Working from the demand side rather than the cylinder size is the key habit. If you already know roughly how many people draw hot water at once, the hot water cylinder size calculator turns that into a recommended size and a busy-hour figure to match, and the first hour rating calculator then checks whether a specific cylinder clears it. Used together they answer both halves of the question: how much you need, and whether a given unit supplies it.

5. Gas, electric, heat pump and tankless

The first-hour idea is sharpest for storage cylinders, and the fuel changes the answer through recovery. Gas burners deliver heat fast, so gas storage units have high first hour ratings for their size. Standard electric elements are slower, so an electric cylinder leans more on stored water and benefits from being a size larger. Heat-pump (hybrid) cylinders recover slowly in their efficient mode, which is why they are usually sold in larger sizes and quote a first hour rating that assumes a back-up element kicks in.

Tankless (on-demand) hot water cylinders are the exception: they store almost no water, so first hour rating is not the right measure for them at all. They are sized by continuous flow rate and temperature rise instead — how many gallons or litres a minute they can heat without ever running out. If you are weighing a tankless unit, size it by flow with the flow-rate calculator rather than by first hour rating.

6. Getting an accurate number for your cylinder

Three inputs move the answer most. The temperature rise is your hot setting minus the incoming cold; colder winter mains or a hotter setting both increase the rise, which slows recovery and lowers the first hour rating, so a cylinder that copes in summer can struggle in winter. The recovery efficiency reflects how much of the fuel actually ends up in the water — read it from the spec label rather than guessing.
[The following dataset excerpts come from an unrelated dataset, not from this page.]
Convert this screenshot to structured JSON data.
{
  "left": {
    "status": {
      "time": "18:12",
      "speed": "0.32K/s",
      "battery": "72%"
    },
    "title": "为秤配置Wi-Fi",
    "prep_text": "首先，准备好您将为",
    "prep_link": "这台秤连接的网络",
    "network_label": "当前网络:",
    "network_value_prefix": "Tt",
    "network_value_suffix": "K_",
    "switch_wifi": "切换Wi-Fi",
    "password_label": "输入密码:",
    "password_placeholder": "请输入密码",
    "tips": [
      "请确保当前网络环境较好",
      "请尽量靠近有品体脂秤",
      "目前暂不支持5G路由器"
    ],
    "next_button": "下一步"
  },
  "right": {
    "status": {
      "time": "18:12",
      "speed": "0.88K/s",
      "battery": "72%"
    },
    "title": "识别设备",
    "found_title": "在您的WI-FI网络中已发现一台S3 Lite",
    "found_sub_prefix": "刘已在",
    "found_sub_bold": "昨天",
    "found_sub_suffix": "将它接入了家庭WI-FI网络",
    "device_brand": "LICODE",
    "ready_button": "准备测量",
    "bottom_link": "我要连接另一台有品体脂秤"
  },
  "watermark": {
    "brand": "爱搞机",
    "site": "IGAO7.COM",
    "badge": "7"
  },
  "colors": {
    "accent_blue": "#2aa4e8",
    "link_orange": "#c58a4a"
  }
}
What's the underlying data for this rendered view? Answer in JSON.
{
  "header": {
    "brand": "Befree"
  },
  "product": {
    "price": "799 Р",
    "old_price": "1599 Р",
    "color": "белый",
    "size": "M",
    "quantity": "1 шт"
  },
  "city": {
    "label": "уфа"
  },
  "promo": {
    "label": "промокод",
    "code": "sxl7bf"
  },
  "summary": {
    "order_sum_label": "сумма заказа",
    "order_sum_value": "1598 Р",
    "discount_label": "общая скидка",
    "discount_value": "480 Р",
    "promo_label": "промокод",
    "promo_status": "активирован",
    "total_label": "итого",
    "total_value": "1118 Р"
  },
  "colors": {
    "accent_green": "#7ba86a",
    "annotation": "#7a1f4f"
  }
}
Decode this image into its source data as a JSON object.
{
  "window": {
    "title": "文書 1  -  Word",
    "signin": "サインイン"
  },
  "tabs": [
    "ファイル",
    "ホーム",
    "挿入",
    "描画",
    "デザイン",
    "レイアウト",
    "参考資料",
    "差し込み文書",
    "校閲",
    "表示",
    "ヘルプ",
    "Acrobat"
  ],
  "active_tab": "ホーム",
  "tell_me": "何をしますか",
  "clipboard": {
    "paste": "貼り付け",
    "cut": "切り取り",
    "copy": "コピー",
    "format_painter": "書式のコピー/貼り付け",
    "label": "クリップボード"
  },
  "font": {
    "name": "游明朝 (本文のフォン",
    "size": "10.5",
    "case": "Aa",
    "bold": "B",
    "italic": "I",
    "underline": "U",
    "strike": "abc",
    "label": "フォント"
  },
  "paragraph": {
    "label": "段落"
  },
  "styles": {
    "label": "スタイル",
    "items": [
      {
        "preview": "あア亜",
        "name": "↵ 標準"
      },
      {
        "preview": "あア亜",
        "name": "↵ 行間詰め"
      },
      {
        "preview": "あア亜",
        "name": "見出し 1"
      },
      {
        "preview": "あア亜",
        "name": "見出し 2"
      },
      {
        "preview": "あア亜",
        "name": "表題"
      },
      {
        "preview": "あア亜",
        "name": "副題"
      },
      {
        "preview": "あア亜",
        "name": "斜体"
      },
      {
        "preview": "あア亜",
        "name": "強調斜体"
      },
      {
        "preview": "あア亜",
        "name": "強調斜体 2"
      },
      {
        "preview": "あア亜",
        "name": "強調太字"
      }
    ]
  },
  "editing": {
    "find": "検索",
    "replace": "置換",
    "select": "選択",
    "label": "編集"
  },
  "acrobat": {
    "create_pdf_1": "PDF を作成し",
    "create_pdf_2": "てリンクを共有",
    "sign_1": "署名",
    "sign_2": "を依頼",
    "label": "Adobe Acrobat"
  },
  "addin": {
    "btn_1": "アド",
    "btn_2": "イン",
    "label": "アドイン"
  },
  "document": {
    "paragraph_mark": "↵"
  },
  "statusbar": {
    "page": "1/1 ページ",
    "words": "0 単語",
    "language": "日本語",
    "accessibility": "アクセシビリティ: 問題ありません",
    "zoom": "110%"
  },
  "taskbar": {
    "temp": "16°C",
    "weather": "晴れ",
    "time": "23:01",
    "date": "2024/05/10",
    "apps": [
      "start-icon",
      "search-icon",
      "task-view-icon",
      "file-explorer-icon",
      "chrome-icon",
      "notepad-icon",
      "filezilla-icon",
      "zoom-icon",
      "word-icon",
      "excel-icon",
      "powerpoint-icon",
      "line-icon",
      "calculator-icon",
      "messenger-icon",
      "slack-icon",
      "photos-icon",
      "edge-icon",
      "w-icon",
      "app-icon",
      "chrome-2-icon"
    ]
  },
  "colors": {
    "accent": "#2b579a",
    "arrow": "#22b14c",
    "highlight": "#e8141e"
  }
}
And the usable fraction depends on the cylinder's design; 70% is a fair planning figure but better-stratified cylinders do a little better.

Enter those three, plus the cylinder size and the heat input, into the first hour rating calculator and you get a like-for-like estimate you can compare across models before you buy. Treat it as a planning figure: the printed FHR comes from a standardized test under set conditions, so use the calculator to compare options and to understand the trade-offs, then confirm the final choice against the unit's own label and, for anything you are installing, your local code and a licensed professional.

Common questions

What is first-hour hot water delivery?

It is the amount of hot water a full hot water cylinder can deliver in the first hour of heavy use. In the United States and Canada it is printed on the unit's EnergyGuide label as the First Hour Rating (FHR). It combines the usable water already stored hot in the cylinder with the extra the hot water cylinder reheats during that hour, so it reflects a real morning rush far better than the nominal cylinder size on its own.

How do you calculate first hour rating?

First hour rating = usable storage + one hour of recovery. Usable storage is about 70% of the cylinder's nominal size. Recovery is the heat input × efficiency divided by the energy to raise that much water through your temperature rise. A 40-gallon (150 L) gas heater with a 40,000 BTU/hr burner comes to roughly 83 gallons (about 314 L) in the first hour; a 50-gallon (190 L) electric one to roughly 61 gallons (about 230 L).

What is a good first hour rating?

Size it to your busiest hour, not your daily total. Estimate the hot water used in your heaviest hour — each back-to-back shower is roughly 20 gallons (75 L) — and pick a hot water cylinder whose first hour rating meets or beats it. Many households land in the 60–80 gallon (230–300 L) range; a large home with simultaneous demand may want more.

Why does a gas cylinder out-deliver an electric one?

Because a gas burner adds heat much faster than an electric element, so it recovers far more water within the hour. A typical 40,000 BTU/hr burner recovers about 55 gallons (207 L) an hour, against roughly 26 gallons (98 L) for a 4.5 kW element — which is why a smaller gas cylinder can beat a larger electric one over the first hour.